I then modified my step to include the conda package but then the driver fails with "ResolvePackageNotFound: azureml-dataprep". The entire log file can be accessed here.
# create a new runconfig object
run_config = RunConfiguration()
run_config.environment.docker.enabled = True
run_config.environment.docker.base_image = DEFAULT_CPU_IMAGE
run_config.environment.python.user_managed_dependencies = False
run_config.environment.python.conda_dependencies = CondaDependencies.create(conda_packages=['azureml-dataprep[pandas,fuse]'])
source_directory = './read-step'
print('Source directory for the step is {}.'.format(os.path.realpath(source_directory)))
step2 = PythonScriptStep(name="read_step",
script_name="Read.py",
arguments=["--dataFilePath", dataset.as_named_input('local_ds').as_mount() ],
compute_target=aml_compute,
source_directory=source_directory,
runconfig=run_config,
allow_reuse=False)
I'm out of ideas, would deeply appreciate any help here!
The azureml-sdk
isn't available on conda, you need to install it with pip
.
myenv = Environment(name="myenv")
conda_dep = CondaDependencies().add_pip_package("azureml-dataprep[pandas,fuse]")

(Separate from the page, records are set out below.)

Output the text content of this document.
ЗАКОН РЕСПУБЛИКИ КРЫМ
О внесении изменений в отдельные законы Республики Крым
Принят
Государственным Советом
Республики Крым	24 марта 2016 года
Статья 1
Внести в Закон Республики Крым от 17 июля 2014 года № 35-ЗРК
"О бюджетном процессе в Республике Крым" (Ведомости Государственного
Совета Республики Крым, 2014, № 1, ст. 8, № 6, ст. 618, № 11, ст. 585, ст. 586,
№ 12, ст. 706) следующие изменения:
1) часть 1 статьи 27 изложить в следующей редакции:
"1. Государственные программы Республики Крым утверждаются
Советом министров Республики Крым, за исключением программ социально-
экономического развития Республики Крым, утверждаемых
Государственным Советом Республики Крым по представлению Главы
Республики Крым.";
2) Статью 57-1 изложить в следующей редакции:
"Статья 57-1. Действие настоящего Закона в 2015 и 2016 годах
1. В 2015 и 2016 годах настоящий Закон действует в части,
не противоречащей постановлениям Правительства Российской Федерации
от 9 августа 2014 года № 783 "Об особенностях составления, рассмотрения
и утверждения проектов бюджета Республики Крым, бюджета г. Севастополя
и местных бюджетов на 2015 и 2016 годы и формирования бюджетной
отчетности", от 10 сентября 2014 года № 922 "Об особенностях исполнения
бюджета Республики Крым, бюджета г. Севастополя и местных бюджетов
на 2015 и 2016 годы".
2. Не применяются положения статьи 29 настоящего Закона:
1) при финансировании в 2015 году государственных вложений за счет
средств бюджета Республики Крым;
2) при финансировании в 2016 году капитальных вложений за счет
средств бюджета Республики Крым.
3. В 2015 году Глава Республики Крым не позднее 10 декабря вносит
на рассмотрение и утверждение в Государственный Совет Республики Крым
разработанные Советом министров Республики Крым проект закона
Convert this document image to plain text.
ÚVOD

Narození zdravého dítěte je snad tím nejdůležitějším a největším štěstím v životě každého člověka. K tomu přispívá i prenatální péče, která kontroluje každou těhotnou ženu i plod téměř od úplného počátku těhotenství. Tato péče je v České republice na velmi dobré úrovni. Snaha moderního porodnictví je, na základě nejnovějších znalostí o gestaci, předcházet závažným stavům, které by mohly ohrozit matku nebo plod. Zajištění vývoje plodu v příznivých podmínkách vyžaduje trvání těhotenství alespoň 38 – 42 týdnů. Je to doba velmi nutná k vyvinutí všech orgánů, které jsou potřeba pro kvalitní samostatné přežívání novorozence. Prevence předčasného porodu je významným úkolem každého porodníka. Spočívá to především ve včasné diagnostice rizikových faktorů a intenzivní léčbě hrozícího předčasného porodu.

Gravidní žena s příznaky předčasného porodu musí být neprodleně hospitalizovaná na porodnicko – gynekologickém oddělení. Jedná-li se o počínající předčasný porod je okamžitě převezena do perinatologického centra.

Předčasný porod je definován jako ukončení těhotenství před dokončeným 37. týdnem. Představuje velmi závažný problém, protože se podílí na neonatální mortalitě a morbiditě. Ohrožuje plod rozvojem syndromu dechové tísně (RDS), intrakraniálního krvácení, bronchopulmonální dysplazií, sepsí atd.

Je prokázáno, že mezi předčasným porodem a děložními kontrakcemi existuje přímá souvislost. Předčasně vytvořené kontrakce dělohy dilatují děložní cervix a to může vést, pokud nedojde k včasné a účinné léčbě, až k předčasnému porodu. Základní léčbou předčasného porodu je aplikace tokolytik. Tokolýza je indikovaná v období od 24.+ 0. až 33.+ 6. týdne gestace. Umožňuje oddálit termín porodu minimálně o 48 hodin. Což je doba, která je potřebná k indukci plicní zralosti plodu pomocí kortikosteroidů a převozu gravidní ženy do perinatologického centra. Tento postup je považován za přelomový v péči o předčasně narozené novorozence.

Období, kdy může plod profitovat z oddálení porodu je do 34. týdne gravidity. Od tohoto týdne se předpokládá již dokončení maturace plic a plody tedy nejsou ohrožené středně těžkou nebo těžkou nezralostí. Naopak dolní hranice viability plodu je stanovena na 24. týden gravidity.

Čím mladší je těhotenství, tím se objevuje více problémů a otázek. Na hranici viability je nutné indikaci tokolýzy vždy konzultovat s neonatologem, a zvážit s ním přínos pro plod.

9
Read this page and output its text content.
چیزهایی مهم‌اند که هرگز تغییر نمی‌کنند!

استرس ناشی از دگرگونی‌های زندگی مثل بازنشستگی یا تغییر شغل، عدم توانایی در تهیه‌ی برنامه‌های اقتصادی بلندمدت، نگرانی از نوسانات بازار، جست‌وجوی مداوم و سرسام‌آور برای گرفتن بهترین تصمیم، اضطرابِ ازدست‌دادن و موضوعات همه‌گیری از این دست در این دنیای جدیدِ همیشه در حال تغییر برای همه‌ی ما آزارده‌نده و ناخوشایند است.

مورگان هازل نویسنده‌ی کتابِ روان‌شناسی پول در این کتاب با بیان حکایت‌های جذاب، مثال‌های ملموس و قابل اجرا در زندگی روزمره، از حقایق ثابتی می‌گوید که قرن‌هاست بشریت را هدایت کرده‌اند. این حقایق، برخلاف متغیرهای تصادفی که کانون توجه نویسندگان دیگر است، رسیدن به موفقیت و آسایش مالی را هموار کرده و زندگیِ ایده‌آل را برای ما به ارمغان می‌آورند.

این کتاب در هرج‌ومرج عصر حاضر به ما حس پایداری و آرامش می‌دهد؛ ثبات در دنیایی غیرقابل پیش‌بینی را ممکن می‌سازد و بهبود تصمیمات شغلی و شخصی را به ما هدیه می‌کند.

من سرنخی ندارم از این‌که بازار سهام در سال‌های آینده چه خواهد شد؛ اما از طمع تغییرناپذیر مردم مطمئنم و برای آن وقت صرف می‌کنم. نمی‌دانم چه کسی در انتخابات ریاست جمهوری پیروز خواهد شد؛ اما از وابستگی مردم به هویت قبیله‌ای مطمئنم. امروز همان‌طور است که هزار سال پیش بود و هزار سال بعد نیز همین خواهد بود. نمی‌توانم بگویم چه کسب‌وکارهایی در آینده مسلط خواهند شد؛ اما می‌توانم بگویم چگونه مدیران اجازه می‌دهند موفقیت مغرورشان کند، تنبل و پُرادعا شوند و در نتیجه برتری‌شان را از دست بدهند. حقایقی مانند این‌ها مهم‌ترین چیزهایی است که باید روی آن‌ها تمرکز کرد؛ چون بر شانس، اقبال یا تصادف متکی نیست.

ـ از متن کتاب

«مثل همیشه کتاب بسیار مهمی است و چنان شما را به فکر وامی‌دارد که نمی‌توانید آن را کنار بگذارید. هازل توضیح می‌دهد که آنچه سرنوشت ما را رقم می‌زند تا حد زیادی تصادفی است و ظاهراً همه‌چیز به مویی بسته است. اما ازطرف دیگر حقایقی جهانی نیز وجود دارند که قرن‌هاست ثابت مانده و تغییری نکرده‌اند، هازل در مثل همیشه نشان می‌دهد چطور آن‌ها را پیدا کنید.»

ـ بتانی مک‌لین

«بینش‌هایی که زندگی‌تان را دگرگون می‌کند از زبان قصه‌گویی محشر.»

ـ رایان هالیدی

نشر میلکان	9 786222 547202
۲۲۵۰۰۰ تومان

myenv.python.conda_dependencies=conda_dep
run_config.environment = myenv
For more information, about this error, the logs tab has a log named 20_image_build_log.txt
which Docker build logs. It contains the error where conda
failed to failed to find azureml-dataprep
EDIT:
Soon, you won't have to specify this dependency anymore. the Azure Data4ML team says azureml-dataprep[pandas,fuse]
is getting added as a dependency for azureml-defaults
which is automatically installed on all images.